En Colombia pareciera que la justicia no aplica con la misma fuerza para todos. La reciente condena en primera instancia al expresidente Álvaro Uribe Vélez debería ser un hecho histórico que reafirme que la ley está por encima de cualquier persona, sin importar el poder, el dinero o los seguidores que tenga. Sin embargo, lo que vemos hoy es un espectáculo que confirma que en este país todavía hay ciudadanos más iguales que otros. Mientras cualquier preso en modalidad de casa por cárcel enfrenta restricciones claras, limitaciones de comunicación y un control estricto por parte de las instituciones, el reo Álvaro Uribe Vélez continúa como si nada, publicando en redes sociales, opinando sobre la coyuntura nacional, perfilando adversarios, lanzando acusaciones sin pruebas, difundiendo bulos y, en últimas, burlándose de la justicia y del país entero.
Es un insulto a la sociedad colombiana que un condenado por manipulación de testigos y fraude procesal siga usando sus plataformas digitales para imponer su narrativa de persecución política.
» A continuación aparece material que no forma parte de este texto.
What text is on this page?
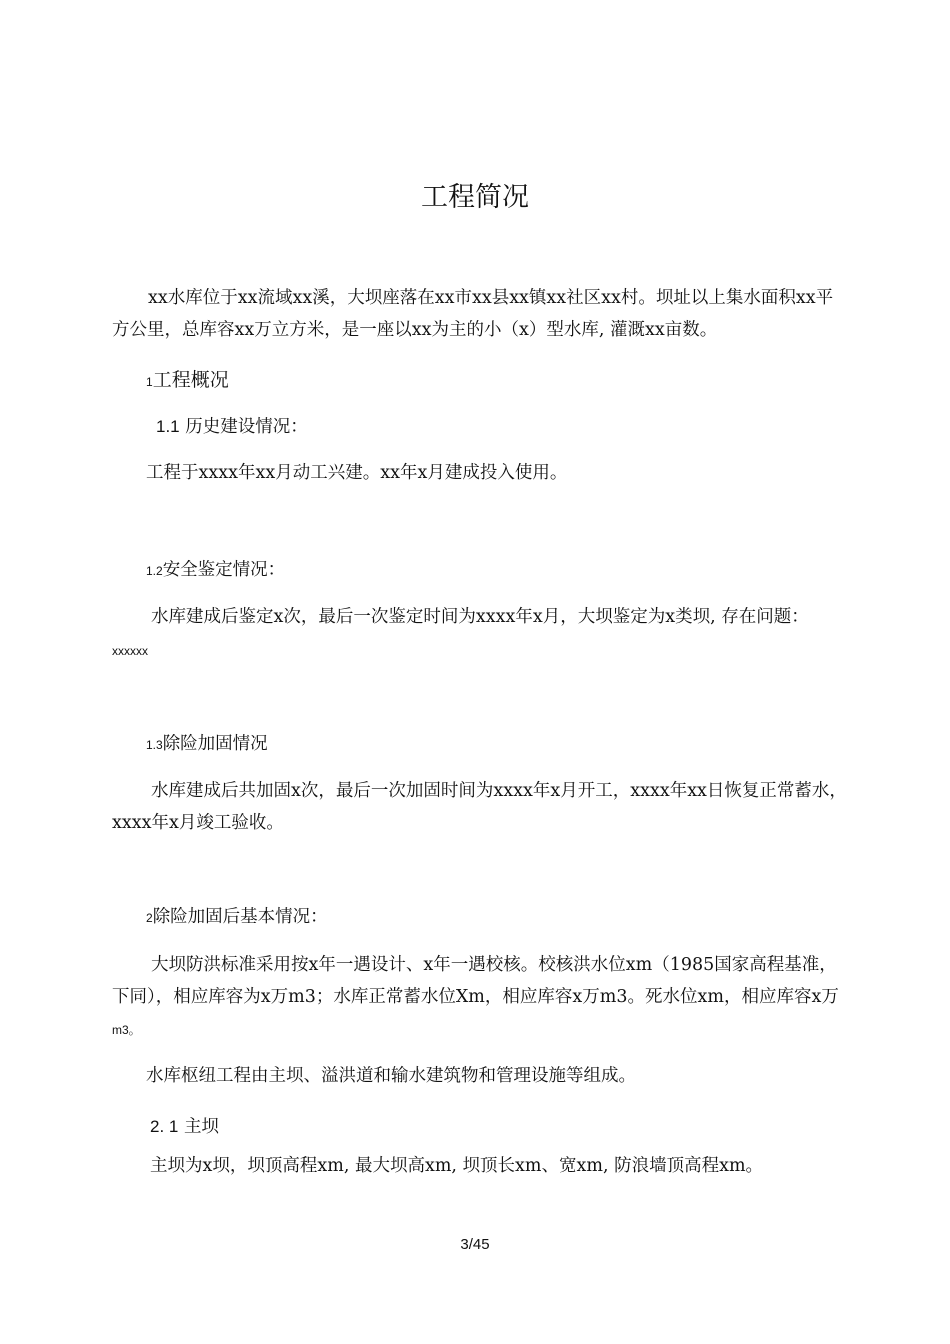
工程简况
xx水库位于xx流域xx溪，大坝座落在xx市xx县xx镇xx社区xx村。坝址以上集水面积xx平
方公里，总库容xx万立方米，是一座以xx为主的小（x）型水库, 灌溉xx亩数。
1工程概况
1.1 历史建设情况：
工程于xxxx年xx月动工兴建。xx年x月建成投入使用。
1.2安全鉴定情况：
水库建成后鉴定x次，最后一次鉴定时间为xxxx年x月，大坝鉴定为x类坝, 存在问题：
xxxxxx
1.3除险加固情况
水库建成后共加固x次，最后一次加固时间为xxxx年x月开工，xxxx年xx日恢复正常蓄水，
xxxx年x月竣工验收。
2除险加固后基本情况：
大坝防洪标准采用按x年一遇设计、x年一遇校核。校核洪水位xm（1985国家高程基准，
下同），相应库容为x万m3；水库正常蓄水位Xm，相应库容x万m3。死水位xm，相应库容x万
m3。
水库枢纽工程由主坝、溢洪道和输水建筑物和管理设施等组成。
2. 1 主坝
主坝为x坝，坝顶高程xm, 最大坝高xm, 坝顶长xm、宽xm, 防浪墙顶高程xm。
3/45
Porque aquí no estamos hablando solamente de libertad de expresión, estamos hablando de un individuo que usó su poder para perseguir, silenciar y destruir a sus opositores, y que ahora, en medio de una condena, se presenta como víctima. Eso no es inocente, es un riesgo para la democracia. Un país que tolera este nivel de impunidad está mandando un mensaje devastador: que las reglas solo aplican para los débiles, mientras los poderosos se pasean por encima de la ley.
¿Dónde está el Inpec? ¿Dónde está la Fiscalía? ¿Cuál es el papel de las entidades de control en este caso? Lo mínimo que se esperaría es que se limite el alcance digital de un reo que ya mostró de lo que es capaz cuando tiene un altavoz. Porque no se trata de censura, se trata de coherencia. Si una persona común estuviera en prisión domiciliaria con las libertades que hoy exhibe Uribe, no tardarían en sancionarla. Pero como se trata de quien se trata, lo dejan actuar con total soltura desde su hacienda, esa mega finca que es el símbolo de un poder que parece intocable.
Mientras tanto, sus publicaciones siguen destilando odio, manipulando emociones y dividiendo más a un país que necesita con urgencia reconciliación y justicia. Uribe no es un simple ciudadano opinando en redes, es un condenado que sigue ejerciendo influencia política, construyendo relatos de victimización y abonando el terreno para que la polarización siga creciendo. Y en esa polarización, los que siempre pierden son los ciudadanos de a pie, los que nunca han tenido ni voz ni privilegios.
Por eso, más que indignarse, hay que actuar. Si las instituciones no hacen lo que les corresponde, al menos la ciudadanía sí puede enviar un mensaje claro: bloquear, silenciar, no seguir alimentando la maquinaria de odio que tanto daño ha hecho. Nadie está obligado a escuchar a quien manipula, a quien ha jugado con la justicia, a quien representa la impunidad en su máxima expresión. Se trata de proteger el debate público de la contaminación que supone un condenado jugando a ser líder desde el confort de su hacienda.
La justicia debe ser la justicia, no un espectáculo selectivo. Y en este momento, Colombia tiene la oportunidad de demostrar si es capaz de hacer cumplir las sanciones o si seguirá permitiendo que unos pocos se rían de la ley mientras el resto tiene que cargar con todas las consecuencias. La condena a Uribe no puede ser un simple titular. Debe traducirse en restricciones reales, en límites claros y en un mensaje inequívoco: nadie está por encima de la justicia. De lo contrario, lo que quedará es la amarga certeza de que seguimos en un país donde la impunidad viste de saco y corbata, tuitea desde su hacienda y se hace pasar por perseguido mientras destruye todo a su paso.
💥 La pregunta entonces no es si Uribe puede seguir opinando, sino si Colombia está dispuesta a seguir permitiendo que un condenado siga moldeando la conversación pública como si nada hubiera pasado. Porque mientras él tuitea, las instituciones callan. Y en ese silencio, lo que se juega es el futuro de la democracia.